The predicted increases in temperature variability in the identified hotspots suggest the potential for substantial impacts on top of the impacts caused by changes in the mean climate. Poor countries are located in the identified hotspot regions of increasing temperature variability. A growing body of climate-economy literature shows that poor countries are particularly vulnerable to weather and climate shocks, whereas rich countries tend to show no significant vulnerability (2, 3, 48). Tropical temperature fluctuations are not only strongly correlated with a temporal loss of agricultural output, as might be expected from anomalous weather affecting crop productivity and yields (3, 9). They also affect the economic growth rate of countries, leading to long-term economic disadvantages compared to the development of other nations (3). Moreover, it has been argued that high temperatures favor political instability and conflict in tropical countries (3, 49), although this claim remains controversial (50). Like our own analysis, these studies are often based on monthly climate anomalies over many years and, thus, integrate many individual weather and climate events. The unequal projected regional changes in climate variability therefore constitute a matter of climate justice.

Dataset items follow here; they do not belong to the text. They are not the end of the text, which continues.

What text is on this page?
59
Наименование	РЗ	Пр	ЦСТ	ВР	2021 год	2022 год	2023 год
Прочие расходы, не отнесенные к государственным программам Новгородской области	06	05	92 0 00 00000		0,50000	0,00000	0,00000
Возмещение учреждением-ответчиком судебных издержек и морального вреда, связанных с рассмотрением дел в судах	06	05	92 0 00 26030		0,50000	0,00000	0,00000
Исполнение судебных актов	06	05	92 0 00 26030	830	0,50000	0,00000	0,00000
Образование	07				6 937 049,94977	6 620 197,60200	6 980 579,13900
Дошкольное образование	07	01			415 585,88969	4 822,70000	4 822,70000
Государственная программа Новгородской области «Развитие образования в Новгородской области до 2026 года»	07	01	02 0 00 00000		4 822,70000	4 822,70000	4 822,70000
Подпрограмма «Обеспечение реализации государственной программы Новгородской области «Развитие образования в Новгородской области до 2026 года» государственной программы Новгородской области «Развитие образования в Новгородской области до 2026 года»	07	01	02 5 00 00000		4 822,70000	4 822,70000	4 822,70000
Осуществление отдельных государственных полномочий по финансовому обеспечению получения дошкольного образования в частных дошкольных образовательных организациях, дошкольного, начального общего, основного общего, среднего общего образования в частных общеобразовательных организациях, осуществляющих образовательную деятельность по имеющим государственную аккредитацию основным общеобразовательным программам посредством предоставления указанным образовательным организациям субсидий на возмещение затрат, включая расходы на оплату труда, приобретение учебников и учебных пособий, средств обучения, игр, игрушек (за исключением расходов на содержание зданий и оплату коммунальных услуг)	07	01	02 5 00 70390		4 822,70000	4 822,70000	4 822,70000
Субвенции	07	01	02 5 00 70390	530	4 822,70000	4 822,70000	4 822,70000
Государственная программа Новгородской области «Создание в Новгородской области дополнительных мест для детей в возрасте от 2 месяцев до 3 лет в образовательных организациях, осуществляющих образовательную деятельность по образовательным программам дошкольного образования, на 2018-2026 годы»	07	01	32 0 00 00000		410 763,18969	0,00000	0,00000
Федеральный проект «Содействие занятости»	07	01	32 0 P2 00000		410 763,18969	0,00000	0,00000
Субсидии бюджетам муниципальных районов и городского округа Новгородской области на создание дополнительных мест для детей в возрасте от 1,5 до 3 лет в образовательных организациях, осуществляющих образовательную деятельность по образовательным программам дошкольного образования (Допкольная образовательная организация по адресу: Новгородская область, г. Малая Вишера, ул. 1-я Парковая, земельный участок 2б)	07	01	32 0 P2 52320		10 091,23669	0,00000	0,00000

To illustrate this, we calculate the relative changes in temperature SD for individual countries, omitting small countries that are usually not resolved in the models (see Materials and Methods). It is particularly striking that the geographical pattern of the changes in SD coincides closely with the current distribution of wealth on the national level (Fig. 5). Although temperature fluctuations are projected to become smaller in countries having a large per capita gross domestic product (GDP), they tend to increase in countries with low GDP. Hence, countries facing the largest increases in temperature variability also have the least economic potential to cope with the impacts. The countries affected by this dual challenge of poverty and increasing variability already share half of the world’s population (Fig. 5), and population growth rates are particularly large in these countries (see Materials and Methods for data sources).

Fig. 5 Relative change in SD of monthly temperature anomalies until the end of the 21st century versus per capita GDP and greenhouse gas emissions.

(A) Per capita GDP and (B) per capita greenhouse gas emissions (without land use and forestry) between 1990 and 2013 in different countries. The red line marks zero change in temperature variability. The blue lines mark half of the world population (A) and half of the total worldwide emissions (B).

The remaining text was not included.